If the freehold is retained, tenants can be found to occupy the office or retail portion. The residential areas of the building can be let the same way as the commercial but this involves a lot of management of tenants taking 6 or 12 month tenancies and of course, the developer will not receive capital in return in a lump sum. It’s far better to sell the long-leasehold interest in the residential units to either investors or leasehold-occupiers. This way, a profit can be made (the value of a long-leasehold interest is more-or-less the same as the freehold price) on individual units of the property. Investors or leasehold-occupiers can buy individual long-leaseholds interests one-by-one if necessary. If the residential units are above the ground floor, it is not possible to sell any of the freehold interests in these. A freehold must always be on the ground floor or associated with a property on a ground floor. If an investor purchases any of the long-leasehold interests, they will be obliged to honour any tenancies that might have been agreed prior to their completion.
It’s also important to understand how service charges apply to a property of mixed uses. A service charge is essentially a further charge to the tenant(s) to contribute to the upkeep of common areas such as grounds maintenance or cleaning and decorating of hallways and stairwells. Service charges should be ‘fair and reasonable’ and not produce a profit or a loss for the landlord. For Commercial tenants, The Royal Institute of Chartered Surveyors publish a Code of Practice guide on service charges. The method of dealing with dispute resolution will be stated in the lease. Residential tenancy service charges however, are very strictly regulated. A landlord who doesn’t follow the statutory procedures might find himself limited under law as to how much can be recovered from the tenant at the end of the occupancy.

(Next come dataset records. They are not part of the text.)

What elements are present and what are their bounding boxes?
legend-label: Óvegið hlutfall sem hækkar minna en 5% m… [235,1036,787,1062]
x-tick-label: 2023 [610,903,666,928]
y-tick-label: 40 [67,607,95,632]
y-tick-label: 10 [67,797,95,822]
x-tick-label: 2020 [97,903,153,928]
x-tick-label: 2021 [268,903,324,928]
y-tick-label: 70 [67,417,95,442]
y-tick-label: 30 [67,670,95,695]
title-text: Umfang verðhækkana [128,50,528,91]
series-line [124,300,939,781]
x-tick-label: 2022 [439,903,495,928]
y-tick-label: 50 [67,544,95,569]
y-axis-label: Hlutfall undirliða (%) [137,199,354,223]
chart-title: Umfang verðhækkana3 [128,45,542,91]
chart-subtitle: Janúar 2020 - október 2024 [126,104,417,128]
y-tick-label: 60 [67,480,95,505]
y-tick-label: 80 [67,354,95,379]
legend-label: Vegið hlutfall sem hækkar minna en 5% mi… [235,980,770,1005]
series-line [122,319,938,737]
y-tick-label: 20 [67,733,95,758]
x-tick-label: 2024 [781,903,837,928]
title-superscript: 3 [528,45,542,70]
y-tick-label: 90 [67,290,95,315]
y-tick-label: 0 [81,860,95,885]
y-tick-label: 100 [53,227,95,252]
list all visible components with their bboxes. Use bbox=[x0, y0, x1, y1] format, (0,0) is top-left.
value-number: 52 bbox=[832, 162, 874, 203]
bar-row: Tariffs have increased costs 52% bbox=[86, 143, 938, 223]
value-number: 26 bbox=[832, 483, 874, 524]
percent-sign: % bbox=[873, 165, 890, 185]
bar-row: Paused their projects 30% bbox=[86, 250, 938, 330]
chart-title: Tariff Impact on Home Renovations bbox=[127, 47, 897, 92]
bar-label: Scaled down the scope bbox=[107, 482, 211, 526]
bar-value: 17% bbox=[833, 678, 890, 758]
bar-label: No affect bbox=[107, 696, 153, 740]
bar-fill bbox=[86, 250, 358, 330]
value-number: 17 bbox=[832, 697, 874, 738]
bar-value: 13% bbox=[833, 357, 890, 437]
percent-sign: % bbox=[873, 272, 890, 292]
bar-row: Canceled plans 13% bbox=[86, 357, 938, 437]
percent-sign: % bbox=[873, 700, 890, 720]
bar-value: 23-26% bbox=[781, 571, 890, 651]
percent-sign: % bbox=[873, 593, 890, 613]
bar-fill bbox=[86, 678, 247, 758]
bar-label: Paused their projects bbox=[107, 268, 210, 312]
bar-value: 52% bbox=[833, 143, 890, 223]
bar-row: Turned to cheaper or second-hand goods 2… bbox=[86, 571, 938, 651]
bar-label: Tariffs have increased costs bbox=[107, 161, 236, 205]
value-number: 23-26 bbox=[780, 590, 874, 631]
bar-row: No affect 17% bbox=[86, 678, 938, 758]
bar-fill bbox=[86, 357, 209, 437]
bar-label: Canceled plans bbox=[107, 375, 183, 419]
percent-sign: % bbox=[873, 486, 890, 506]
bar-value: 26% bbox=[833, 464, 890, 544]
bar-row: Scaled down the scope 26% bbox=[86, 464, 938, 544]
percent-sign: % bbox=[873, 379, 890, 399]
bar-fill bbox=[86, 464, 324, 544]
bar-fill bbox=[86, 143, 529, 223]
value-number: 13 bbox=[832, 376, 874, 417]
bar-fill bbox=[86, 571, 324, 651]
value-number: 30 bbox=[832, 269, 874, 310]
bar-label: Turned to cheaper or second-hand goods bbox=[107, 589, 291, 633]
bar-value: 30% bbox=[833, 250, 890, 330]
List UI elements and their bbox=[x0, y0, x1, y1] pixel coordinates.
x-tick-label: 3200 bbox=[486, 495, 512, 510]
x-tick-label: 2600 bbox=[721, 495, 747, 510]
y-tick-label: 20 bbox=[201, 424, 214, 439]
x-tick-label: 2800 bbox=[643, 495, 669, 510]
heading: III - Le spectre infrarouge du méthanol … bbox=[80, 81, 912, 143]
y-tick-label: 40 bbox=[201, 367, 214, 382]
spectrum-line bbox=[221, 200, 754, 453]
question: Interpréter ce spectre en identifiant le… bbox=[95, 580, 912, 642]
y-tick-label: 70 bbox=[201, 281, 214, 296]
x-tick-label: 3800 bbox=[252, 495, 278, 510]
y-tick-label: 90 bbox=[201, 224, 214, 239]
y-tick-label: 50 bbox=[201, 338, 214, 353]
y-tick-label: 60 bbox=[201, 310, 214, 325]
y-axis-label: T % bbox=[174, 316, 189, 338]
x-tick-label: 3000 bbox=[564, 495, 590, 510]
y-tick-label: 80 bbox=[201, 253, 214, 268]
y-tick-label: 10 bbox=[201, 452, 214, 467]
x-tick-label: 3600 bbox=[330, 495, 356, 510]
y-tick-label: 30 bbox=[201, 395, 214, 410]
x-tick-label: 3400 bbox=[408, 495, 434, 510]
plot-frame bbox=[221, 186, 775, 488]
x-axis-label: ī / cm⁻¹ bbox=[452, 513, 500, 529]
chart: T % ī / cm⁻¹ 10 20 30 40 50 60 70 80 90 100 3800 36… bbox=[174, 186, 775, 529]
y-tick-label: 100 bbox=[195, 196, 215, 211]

Tenants should be supplied with a schedule of the previous year’s service costs and justification of the current level of charge. In a mixed use property however, tenants will occupy different sized areas and even use different facilities in the property. For example a Commercial tenant on the ground floor would not be expected to pay for the upkeep of a lift to service the residential units on the floors above. The principle way of deciding who should pay for what, is to consider which property a particular service will benefit. A Commercial tenant should have the opportunity of negotiating the service charge. It is sometimes possible to opt out of the charge for services that are available but will not be used.